One of the greatest curses of mill or factory work and with much city work of all kinds, is its interminable monotony: the same process repeated hour after hour and day after day. In the country there is indeed monotonous work but rarely monotony. No task continues very long: everything changes infinitely with the seasons. Processes are not repetitive but creative. Nature hates monotony, is ever changing and restless, brings up a storm to drive the haymakers from their hurried work in the fields, sends rain to stop the ploughing, or a frost to hurry the apple harvest. Everything is full of adventure and vicissitude! A man who has been a farmer for two hours at the mowing must suddenly turn blacksmith when his machine breaks down and tinker with wrench and hammer; and later in the day he becomes dairyman, farrier, harness-maker, merchant. No kind of wheat but is grist to his mill, no knowledge that he cannot use! And who is freer to be a citizen than he: freer to take his part in town meeting and serve his state in some one of the innumerable small offices which form the solid blocks of organization beneath our commonwealth.
I thought last fall that corn-husking came as near being monotonous work, as any I had ever done in the country. I presume in the great corn-fields of the West, where the husking goes on for weeks at a time, it probably does grow really monotonous. But I soon found that there was a curious counter-reward attending even a process as repetitive as this.
I remember one afternoon in particular. It was brisk and cool with ragged clouds like flung pennants in a poverty-stricken sky, and the hills were a hazy brown, rather sad to see, and in one of the apple trees at the edge of the meadow the crows were holding their mournful autumn parliament.
At such work as this one's mind often drops asleep, or at least goes dreaming, except for the narrow margin of awareness required for the simple processes of the hands. Its orders have indeed been given: you must kneel here, pull aside the stalks one by one, rip down the husks, and twist off the ear—and there is the pile for the stripped stalks, and here the basket for the gathered corn, and these processes infinitely repeated.

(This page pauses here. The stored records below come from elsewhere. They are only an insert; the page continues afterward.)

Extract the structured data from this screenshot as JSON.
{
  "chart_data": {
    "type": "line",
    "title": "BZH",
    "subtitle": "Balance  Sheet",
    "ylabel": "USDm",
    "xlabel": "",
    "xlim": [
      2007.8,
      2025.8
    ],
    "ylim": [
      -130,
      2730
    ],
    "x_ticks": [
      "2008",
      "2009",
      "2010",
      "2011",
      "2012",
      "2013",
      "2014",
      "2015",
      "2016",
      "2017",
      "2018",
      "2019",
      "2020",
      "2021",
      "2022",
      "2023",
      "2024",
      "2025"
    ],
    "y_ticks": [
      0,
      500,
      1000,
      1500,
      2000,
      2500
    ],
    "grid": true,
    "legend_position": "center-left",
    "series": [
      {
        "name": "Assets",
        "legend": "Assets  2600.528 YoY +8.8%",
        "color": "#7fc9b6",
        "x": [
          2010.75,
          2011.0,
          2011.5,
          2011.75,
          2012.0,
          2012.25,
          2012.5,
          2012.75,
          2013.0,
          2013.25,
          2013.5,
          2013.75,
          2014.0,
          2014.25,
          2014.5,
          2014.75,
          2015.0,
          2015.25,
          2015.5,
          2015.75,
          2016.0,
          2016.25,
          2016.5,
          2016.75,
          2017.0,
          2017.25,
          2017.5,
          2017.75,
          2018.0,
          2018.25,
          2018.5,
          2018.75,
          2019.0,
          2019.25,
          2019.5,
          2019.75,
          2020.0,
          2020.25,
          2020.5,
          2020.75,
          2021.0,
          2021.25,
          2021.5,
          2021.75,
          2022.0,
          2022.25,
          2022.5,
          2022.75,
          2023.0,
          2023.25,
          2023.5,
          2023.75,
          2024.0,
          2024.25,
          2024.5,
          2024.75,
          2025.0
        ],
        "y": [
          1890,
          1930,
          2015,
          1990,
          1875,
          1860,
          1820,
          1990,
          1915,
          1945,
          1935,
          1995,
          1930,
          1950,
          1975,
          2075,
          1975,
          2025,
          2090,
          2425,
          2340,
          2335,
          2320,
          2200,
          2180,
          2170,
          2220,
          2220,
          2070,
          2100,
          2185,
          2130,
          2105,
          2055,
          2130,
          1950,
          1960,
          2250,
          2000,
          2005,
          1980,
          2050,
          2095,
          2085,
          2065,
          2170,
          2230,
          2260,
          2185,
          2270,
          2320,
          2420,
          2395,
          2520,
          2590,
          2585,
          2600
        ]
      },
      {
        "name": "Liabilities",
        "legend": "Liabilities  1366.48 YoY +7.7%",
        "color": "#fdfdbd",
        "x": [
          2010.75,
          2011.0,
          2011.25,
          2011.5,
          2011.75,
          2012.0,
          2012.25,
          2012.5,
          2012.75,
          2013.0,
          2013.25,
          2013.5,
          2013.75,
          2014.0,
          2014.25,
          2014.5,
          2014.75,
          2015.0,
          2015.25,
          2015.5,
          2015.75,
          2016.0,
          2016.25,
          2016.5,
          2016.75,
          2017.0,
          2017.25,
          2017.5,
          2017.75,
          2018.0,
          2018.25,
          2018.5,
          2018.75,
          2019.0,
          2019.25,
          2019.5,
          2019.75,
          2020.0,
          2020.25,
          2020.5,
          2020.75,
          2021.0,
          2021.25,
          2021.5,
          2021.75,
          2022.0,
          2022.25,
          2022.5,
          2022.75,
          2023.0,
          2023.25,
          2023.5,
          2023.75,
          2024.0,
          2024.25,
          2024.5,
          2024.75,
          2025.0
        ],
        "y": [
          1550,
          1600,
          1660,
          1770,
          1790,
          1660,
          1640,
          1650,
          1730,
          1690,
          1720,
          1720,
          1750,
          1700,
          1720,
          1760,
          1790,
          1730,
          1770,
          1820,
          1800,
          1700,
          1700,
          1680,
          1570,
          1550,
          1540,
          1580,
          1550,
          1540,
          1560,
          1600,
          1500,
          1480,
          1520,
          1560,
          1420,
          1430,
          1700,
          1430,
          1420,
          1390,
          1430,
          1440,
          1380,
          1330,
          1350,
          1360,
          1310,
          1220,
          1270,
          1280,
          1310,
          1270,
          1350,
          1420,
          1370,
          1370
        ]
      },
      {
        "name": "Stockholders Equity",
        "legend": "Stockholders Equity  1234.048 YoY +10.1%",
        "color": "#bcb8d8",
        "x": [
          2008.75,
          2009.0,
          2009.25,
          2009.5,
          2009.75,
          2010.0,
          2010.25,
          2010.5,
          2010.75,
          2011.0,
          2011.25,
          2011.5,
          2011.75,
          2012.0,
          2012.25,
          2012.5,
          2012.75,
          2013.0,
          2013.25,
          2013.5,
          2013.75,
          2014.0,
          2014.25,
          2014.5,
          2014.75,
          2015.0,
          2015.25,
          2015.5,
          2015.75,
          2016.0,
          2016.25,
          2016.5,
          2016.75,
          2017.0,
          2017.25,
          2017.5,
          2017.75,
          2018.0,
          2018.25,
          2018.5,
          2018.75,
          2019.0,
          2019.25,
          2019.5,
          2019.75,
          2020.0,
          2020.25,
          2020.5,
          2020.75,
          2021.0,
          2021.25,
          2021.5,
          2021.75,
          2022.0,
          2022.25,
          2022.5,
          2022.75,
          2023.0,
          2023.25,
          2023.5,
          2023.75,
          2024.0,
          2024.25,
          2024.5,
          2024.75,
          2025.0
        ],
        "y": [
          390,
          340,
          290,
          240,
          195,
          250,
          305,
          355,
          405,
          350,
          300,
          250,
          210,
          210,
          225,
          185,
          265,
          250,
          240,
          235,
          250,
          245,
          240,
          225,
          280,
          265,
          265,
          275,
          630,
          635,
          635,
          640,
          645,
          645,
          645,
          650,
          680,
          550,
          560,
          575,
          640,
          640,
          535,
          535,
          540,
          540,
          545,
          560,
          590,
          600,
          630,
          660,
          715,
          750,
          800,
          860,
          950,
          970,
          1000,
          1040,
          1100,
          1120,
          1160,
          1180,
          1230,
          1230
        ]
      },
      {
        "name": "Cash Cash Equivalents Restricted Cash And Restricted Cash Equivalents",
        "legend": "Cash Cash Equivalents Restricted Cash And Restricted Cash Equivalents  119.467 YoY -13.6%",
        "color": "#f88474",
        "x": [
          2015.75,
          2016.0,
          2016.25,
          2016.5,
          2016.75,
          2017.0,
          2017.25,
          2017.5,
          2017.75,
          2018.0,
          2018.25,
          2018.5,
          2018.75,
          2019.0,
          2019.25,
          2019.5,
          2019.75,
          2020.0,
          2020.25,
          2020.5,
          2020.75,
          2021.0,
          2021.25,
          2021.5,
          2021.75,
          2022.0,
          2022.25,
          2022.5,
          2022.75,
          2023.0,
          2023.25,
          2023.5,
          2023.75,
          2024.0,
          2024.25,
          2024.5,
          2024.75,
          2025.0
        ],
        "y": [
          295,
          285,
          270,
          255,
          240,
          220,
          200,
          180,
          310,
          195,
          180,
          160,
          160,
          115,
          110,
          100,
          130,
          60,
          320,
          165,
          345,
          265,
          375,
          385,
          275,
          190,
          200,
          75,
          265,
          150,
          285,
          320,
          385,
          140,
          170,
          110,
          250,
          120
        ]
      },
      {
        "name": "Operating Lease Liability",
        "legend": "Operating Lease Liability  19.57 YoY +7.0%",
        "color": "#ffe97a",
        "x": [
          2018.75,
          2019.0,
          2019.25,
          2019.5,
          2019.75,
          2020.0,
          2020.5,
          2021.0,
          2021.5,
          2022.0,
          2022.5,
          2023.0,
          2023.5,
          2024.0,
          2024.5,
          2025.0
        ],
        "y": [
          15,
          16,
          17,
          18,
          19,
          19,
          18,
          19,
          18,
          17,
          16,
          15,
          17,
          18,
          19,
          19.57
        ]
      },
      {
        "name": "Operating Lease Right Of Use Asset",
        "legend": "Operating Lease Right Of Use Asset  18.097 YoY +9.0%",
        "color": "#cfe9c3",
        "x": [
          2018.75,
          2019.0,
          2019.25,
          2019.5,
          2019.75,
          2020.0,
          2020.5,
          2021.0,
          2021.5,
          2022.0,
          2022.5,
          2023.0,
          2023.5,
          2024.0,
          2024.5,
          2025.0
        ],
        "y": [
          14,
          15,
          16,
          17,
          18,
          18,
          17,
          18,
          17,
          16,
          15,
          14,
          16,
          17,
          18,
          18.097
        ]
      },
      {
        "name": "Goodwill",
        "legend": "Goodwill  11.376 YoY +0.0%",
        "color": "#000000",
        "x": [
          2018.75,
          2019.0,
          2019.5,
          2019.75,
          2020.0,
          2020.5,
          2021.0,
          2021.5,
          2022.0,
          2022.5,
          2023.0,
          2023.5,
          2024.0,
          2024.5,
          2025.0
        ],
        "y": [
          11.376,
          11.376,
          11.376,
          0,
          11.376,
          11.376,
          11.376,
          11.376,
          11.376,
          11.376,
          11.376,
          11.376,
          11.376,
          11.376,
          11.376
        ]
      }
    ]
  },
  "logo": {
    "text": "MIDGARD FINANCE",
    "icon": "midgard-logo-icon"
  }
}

While all this is going on, the mind itself wanders off to its own far sweet pastures, upon its own dear adventures—or rests, or plays. It is in these times that most of the airy flying things of this beautiful world come home to us—things that heavy-footed reason never quite overtakes, nor stodgy knowledge ever knows. I think sometimes (as Sterne says) we thus intercept thoughts never intended for us at all, or uncover strange primitive memories of older times than these—racial memories.